Huawei Technologies and 11 new energy vehicle makers have established a 'supercharging' alliance, with the Chinese tech giant planning to build more than 100,000 of its SuperCharge charging piles around China this year.
The new charging piles will be installed via the joint efforts of Huawei and its clients and partners, the Shenzhen-based company announced yesterday.
Among the NEV makers joining the alliance are BYD, Huawei's car-making partner Seres Group, Avatr Technology, and well-known EV startups Hozon Auto, Xpeng Motors, and Li Auto. The NEV units of conventional vendors, including BAIC Group, JAC Motors, Great Wall Motors, GAC Group, and Chery Automobile, will also take part.
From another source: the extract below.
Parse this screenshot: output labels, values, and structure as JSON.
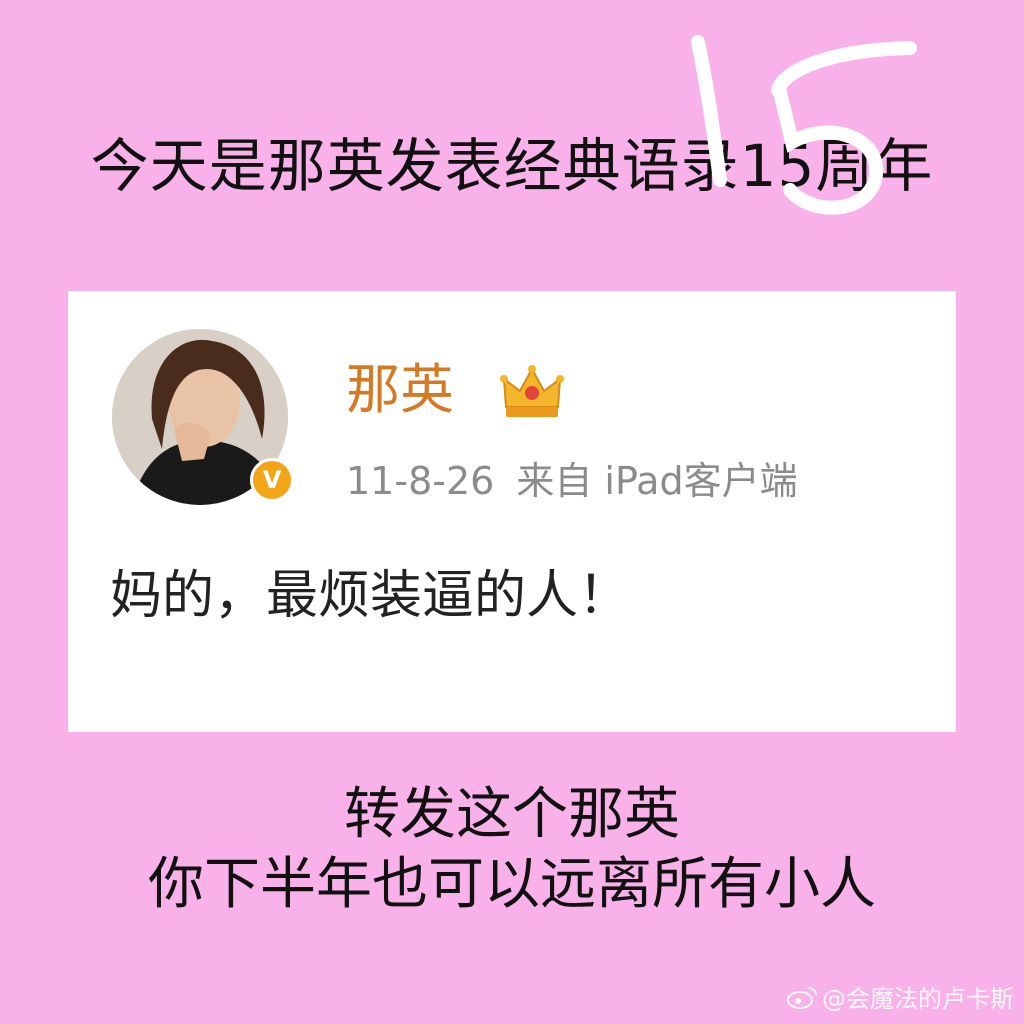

Huawei aims to speed up building high-quality charging infrastructure focusing on super-fast charging, China Securities Journal reported late on the same day, citing Hou Jinlong, director and president of Huawei Digital Power, as saying at a business planning and new product launch event.
The move will enable car-making partners to focus solely on enhancing the competitiveness of their electric vehicles by removing the need to build charging networks themselves to better advance EVs' consumption growth and fast popularization, Hou added.
Huawei's vision for building the charging network is 'letting NEVs use new energy power' and 'letting high-quality charging exist wherever there is a road,' Hou pointed out.
The Huawei SuperCharge charging piles have been installed in almost all Chinese provincial-level regions, Hou said. The charging network covers extreme environmental scenarios, including high temperature, severe cold, high altitude, and others, he added.
Huawei has over 20,000 super-fast charging piles finished and put into operation in China, according to previous data.